Ceciliano was confirmed as a candidate for the Federal Senate by the PT in the 2022 elections at the state convention of the FE Brazil of Hope, which PT is part of, supporting the candidacies of Marcelo Freixo for the state government and Luiz Inácio Lula da Silva for the presidency. He received support from the other parties of FE Brasil (PCdoB and PV) and from the Solidarity.

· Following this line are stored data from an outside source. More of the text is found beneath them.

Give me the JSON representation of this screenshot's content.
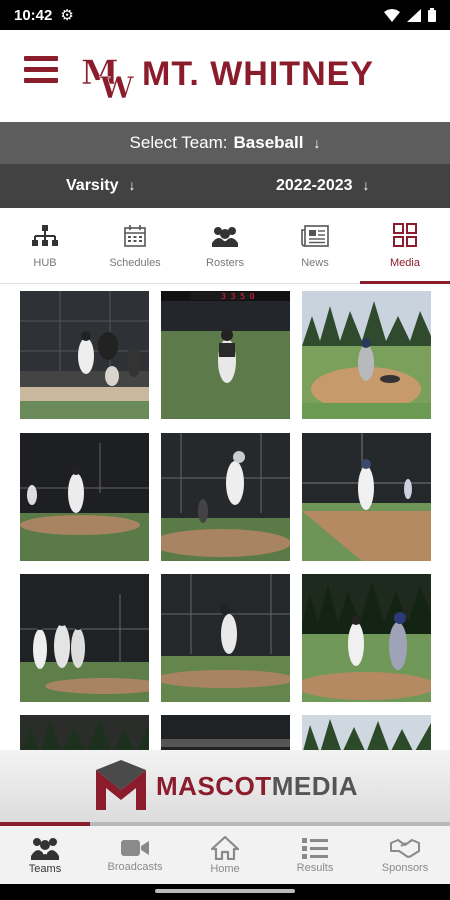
{
  "status_bar": {
    "time": "10:42"
  },
  "header": {
    "title": "MT. WHITNEY"
  },
  "team_selector": {
    "label": "Select Team:",
    "value": "Baseball"
  },
  "filters": {
    "level": "Varsity",
    "season": "2022-2023"
  },
  "tabs": [
    {
      "label": "HUB",
      "icon": "hierarchy-icon"
    },
    {
      "label": "Schedules",
      "icon": "calendar-icon"
    },
    {
      "label": "Rosters",
      "icon": "group-icon"
    },
    {
      "label": "News",
      "icon": "newspaper-icon"
    },
    {
      "label": "Media",
      "icon": "grid-icon",
      "active": true
    }
  ],
  "scoreboard_text": "3 3 5 0",
  "sponsor": {
    "part1": "MASCOT",
    "part2": "MEDIA"
  },
  "bottom_nav": [
    {
      "label": "Teams",
      "icon": "teams-icon",
      "active": true
    },
    {
      "label": "Broadcasts",
      "icon": "video-camera-icon"
    },
    {
      "label": "Home",
      "icon": "home-icon"
    },
    {
      "label": "Results",
      "icon": "list-icon"
    },
    {
      "label": "Sponsors",
      "icon": "handshake-icon"
    }
  ],
  "colors": {
    "brand": "#8a1c2b",
    "team_bar": "#5d5d5d",
    "filter_bar": "#424242"
  }
}
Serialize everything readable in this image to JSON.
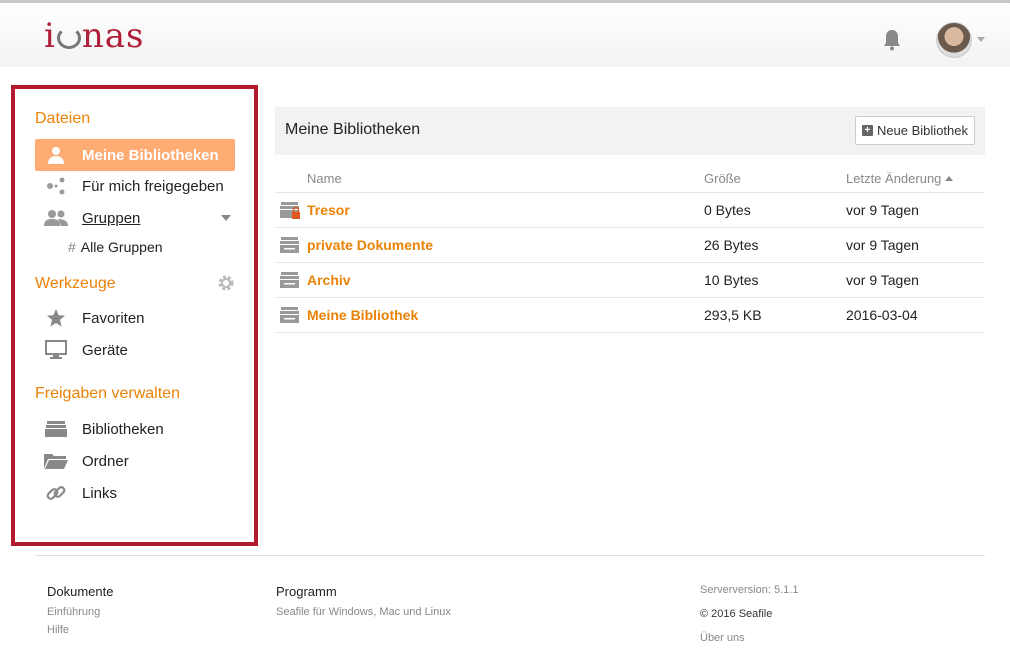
{
  "header": {
    "logo_prefix": "i",
    "logo_suffix": "nas",
    "notifications_icon": "bell-icon",
    "avatar_icon": "user-avatar"
  },
  "sidebar": {
    "files_heading": "Dateien",
    "items": [
      {
        "label": "Meine Bibliotheken",
        "icon": "user-icon"
      },
      {
        "label": "Für mich freigegeben",
        "icon": "share-icon"
      },
      {
        "label": "Gruppen",
        "icon": "group-icon"
      },
      {
        "label": "Alle Gruppen",
        "prefix": "#"
      }
    ],
    "tools_heading": "Werkzeuge",
    "tools": [
      {
        "label": "Favoriten",
        "icon": "star-icon"
      },
      {
        "label": "Geräte",
        "icon": "monitor-icon"
      }
    ],
    "share_heading": "Freigaben verwalten",
    "share_items": [
      {
        "label": "Bibliotheken",
        "icon": "library-icon"
      },
      {
        "label": "Ordner",
        "icon": "folder-icon"
      },
      {
        "label": "Links",
        "icon": "link-icon"
      }
    ],
    "active_color": "#feac74",
    "heading_color": "#eb8205"
  },
  "main": {
    "title": "Meine Bibliotheken",
    "new_library_label": "Neue Bibliothek",
    "columns": {
      "name": "Name",
      "size": "Größe",
      "modified": "Letzte Änderung"
    },
    "rows": [
      {
        "name": "Tresor",
        "size": "0 Bytes",
        "modified": "vor 9 Tagen",
        "encrypted": true
      },
      {
        "name": "private Dokumente",
        "size": "26 Bytes",
        "modified": "vor 9 Tagen",
        "encrypted": false
      },
      {
        "name": "Archiv",
        "size": "10 Bytes",
        "modified": "vor 9 Tagen",
        "encrypted": false
      },
      {
        "name": "Meine Bibliothek",
        "size": "293,5 KB",
        "modified": "2016-03-04",
        "encrypted": false
      }
    ]
  },
  "footer": {
    "col1_heading": "Dokumente",
    "col1_links": [
      "Einführung",
      "Hilfe"
    ],
    "col2_heading": "Programm",
    "col2_links": [
      "Seafile für Windows, Mac und Linux"
    ],
    "server_version": "Serverversion: 5.1.1",
    "copyright": "© 2016 Seafile",
    "about": "Über uns"
  }
}
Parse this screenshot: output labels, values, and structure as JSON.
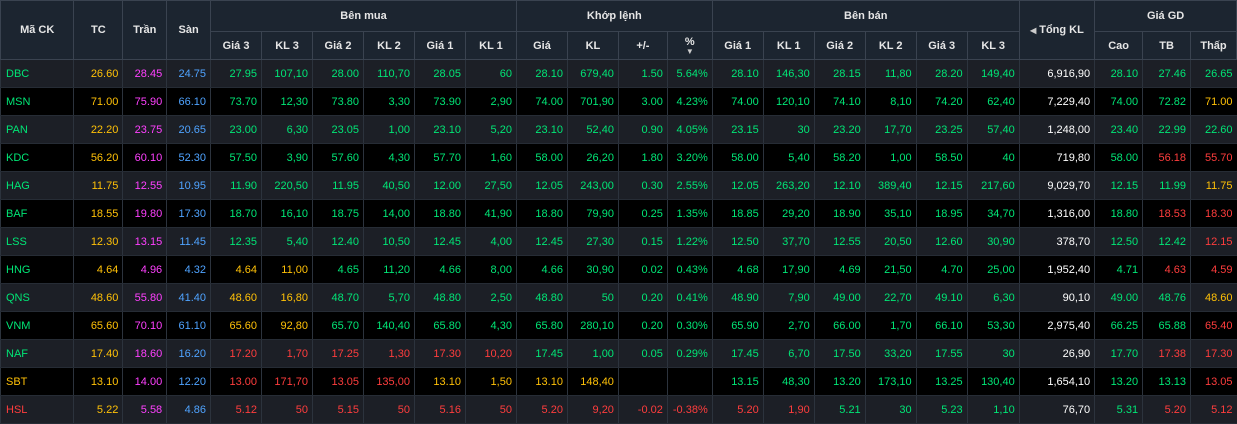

Criticized by members of the PSB, PSOL, and other left-wing groups such as artists and influencers, due to his closeness to Governor Cláudio Castro and other bolsonarist politicians; and for pressuring Alessandro Molon, the PSB federal deputy, to withdraw from the Senate race, despite Molon leading Ceciliano in the polls and being closer to surpassing Romário, the re-election candidate from the PL. Ceciliano and his allies, including other artists and intellectuals, argued that the PSB had broken an agreement to support Ceciliano as the coalition's Senate candidate, which Molon denied having made. Ceciliano and Molon continued their campaigns separately, both supporting Freixo and Lula.

Ceciliano finished fifth in the election, with 986,676 votes (12.08% of the valid votes), losing to Romário, who was re-elected with 2,384,331 votes (29.19% of the valid votes). His son, Andrezinho Ceciliano, was elected to the ALERJ with 54,851 votes.